Were the trams noisy? Compared with modern trams in Nottingham and most European cities even half the size of Leeds, yes. Electric motors could emit a humming noise, which I loved. On the express tracks the wheels clicked over the joints in the rails like they did on the railways – “click, click” on the four wheeled “Showboats” and “click, click – click, click” from the bogies under the “Bluebirds” and “London Cars”.
The motion was more of a gentle sway. This has always suited me fine. I’ve never got used to the way buses bounce, swerve and stop in a series of jolts. The tracks to Middleton were in good condition, although in some parts of the city worn and corrugated rails could give a rough, noisy ride.
The No 12 route via Parkside was indeed very special. First time users were often amazed.
Having travelled, aged 12, on the first No 12 Circular on 28 August 1949, I was determined to ride on the last. I made sure of my favourite seat by boarding at the Cross Gates terminus at 11pm. As we travelled along Meadow Lane and onwards and upwards in the dark it was hard to believe that it was for the very last time.

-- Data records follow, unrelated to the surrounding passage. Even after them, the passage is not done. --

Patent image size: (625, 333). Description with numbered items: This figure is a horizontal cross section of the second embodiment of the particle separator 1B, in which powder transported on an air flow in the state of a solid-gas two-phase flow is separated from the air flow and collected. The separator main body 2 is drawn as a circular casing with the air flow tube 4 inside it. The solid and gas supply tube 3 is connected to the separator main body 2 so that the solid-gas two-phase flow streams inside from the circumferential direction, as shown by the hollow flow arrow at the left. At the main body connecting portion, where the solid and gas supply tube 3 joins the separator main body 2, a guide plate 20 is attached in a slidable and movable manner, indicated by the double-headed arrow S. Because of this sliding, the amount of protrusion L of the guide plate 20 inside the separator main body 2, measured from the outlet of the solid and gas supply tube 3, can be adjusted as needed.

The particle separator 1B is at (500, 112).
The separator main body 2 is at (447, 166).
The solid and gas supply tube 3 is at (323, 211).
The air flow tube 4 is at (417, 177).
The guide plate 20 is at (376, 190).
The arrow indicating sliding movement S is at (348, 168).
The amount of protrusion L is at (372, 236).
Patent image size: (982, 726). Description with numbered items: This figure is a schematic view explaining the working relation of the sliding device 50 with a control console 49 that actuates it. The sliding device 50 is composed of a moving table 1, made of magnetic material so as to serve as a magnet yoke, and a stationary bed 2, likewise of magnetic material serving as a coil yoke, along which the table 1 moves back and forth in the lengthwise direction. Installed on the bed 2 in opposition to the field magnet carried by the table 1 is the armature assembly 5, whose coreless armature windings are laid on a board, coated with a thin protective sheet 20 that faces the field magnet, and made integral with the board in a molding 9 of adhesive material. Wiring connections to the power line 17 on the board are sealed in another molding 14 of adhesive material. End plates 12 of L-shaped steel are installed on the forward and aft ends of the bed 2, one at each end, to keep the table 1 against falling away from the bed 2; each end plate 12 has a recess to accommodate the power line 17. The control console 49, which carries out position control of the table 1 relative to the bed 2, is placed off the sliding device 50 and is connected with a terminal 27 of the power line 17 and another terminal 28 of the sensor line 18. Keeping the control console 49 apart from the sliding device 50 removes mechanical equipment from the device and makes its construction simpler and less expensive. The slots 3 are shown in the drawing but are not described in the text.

In Brussels there’s a tram route (no 44 Montgomery to Tervuren) along an avenue ten kilometres (six miles) long, opened by King Leopold II, complete with electric tramway, in 1897. It starts with posh houses and gradually reaches the countryside. There are trees alongside all the way and at one point it runs for a mile through some ancient woodland, the Sonion Forest, which is just as old as our Middleton Woods. This year, on 28 March, I intend to ride to Tervuren on a tram that’s been running smoothly and quietly for forty five years. I’ll look out the window and imagine that the Forêt de Soignes is Miggy Woods.